Question

Scenario: I'm developing a daemon monitoring application which starts and stops daemons on by request (TCP-IP). To achieve that, after forking, I'm calling setsid() in order to "detach" the new process from the parent (the monitoring process).

When I try to kill one of the processes the monitoring application created it ends up defuncted.

Here's my code:

int retval;
char* arg_list[] = {
  NULL      /* The argument list must end with a NULL.  */
};
retval = fork();
if (retval == 0)
{
    umask(0);
    setsid();
    execv(LBSDPATH, arg_list);
    exit(0);
}

As I understand, defunct/zombie process means that the parent haven't joined with the process yet. don't setsid() solve it ?

Was it helpful?

Solution

The parent needs to call wait() or waitpid() to have the child process be "freed" out of the defunct/zombie state.
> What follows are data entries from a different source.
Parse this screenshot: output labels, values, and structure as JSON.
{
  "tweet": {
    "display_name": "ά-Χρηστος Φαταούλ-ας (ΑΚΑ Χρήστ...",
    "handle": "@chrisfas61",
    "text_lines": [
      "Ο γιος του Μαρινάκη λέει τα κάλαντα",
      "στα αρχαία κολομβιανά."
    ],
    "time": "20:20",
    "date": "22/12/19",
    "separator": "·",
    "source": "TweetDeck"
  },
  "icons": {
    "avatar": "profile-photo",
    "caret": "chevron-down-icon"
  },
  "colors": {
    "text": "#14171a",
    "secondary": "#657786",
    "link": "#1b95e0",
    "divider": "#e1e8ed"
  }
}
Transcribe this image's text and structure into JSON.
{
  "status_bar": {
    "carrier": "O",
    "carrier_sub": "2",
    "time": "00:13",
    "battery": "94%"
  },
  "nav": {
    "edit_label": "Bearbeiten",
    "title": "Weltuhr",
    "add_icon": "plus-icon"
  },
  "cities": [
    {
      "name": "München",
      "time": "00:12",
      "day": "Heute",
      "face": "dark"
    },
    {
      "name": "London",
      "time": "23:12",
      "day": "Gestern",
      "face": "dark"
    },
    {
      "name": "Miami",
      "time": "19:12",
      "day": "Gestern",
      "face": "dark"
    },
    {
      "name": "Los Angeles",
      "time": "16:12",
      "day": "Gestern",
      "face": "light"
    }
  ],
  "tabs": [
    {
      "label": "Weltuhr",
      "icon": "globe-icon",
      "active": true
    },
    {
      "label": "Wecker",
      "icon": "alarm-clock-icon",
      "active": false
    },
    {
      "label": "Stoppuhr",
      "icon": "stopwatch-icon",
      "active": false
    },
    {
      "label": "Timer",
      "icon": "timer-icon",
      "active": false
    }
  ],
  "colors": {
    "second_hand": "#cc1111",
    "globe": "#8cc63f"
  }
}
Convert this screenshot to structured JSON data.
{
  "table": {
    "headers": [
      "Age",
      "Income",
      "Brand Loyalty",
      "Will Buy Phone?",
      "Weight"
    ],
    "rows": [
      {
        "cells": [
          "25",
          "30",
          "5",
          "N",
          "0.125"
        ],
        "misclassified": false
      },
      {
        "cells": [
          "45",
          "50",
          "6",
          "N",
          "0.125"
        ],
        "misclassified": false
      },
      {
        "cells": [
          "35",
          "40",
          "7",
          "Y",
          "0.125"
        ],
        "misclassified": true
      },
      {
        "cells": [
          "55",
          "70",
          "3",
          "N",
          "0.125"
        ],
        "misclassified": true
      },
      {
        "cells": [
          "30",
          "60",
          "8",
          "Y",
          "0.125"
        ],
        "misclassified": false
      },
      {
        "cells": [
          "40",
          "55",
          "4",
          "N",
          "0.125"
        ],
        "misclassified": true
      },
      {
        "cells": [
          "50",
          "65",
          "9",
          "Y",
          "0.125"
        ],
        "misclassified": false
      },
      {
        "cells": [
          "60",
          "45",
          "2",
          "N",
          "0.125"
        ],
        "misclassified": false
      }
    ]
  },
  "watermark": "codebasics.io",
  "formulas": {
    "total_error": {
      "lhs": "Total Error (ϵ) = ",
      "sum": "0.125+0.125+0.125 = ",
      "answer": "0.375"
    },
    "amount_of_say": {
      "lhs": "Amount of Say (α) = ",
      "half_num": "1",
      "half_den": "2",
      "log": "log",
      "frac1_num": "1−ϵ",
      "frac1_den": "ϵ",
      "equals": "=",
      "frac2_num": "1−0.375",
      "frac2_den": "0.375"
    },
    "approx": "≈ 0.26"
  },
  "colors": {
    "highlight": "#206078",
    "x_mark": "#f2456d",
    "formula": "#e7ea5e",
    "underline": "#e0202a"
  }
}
This could be done in a parent's thread, as well as in a parent's signal handler servering the SIGCHLD signal received upon a child's death.


Update

Refering the need to have a child reparented to init to let it live as a damon as stated in a comment by Mellowcandle:

Just fork() twice. That is: the first fork()ed process just fork()s off another one.

Let the secondly fork()ed process do the exec*(), and let the first fork()ed process end.

When then first fork()ed process ends, its child (the secondly fork()ed process and with it it successor: the exec*()'ed one) is inherited by init which then handles the SIGCHLD/the death of this child.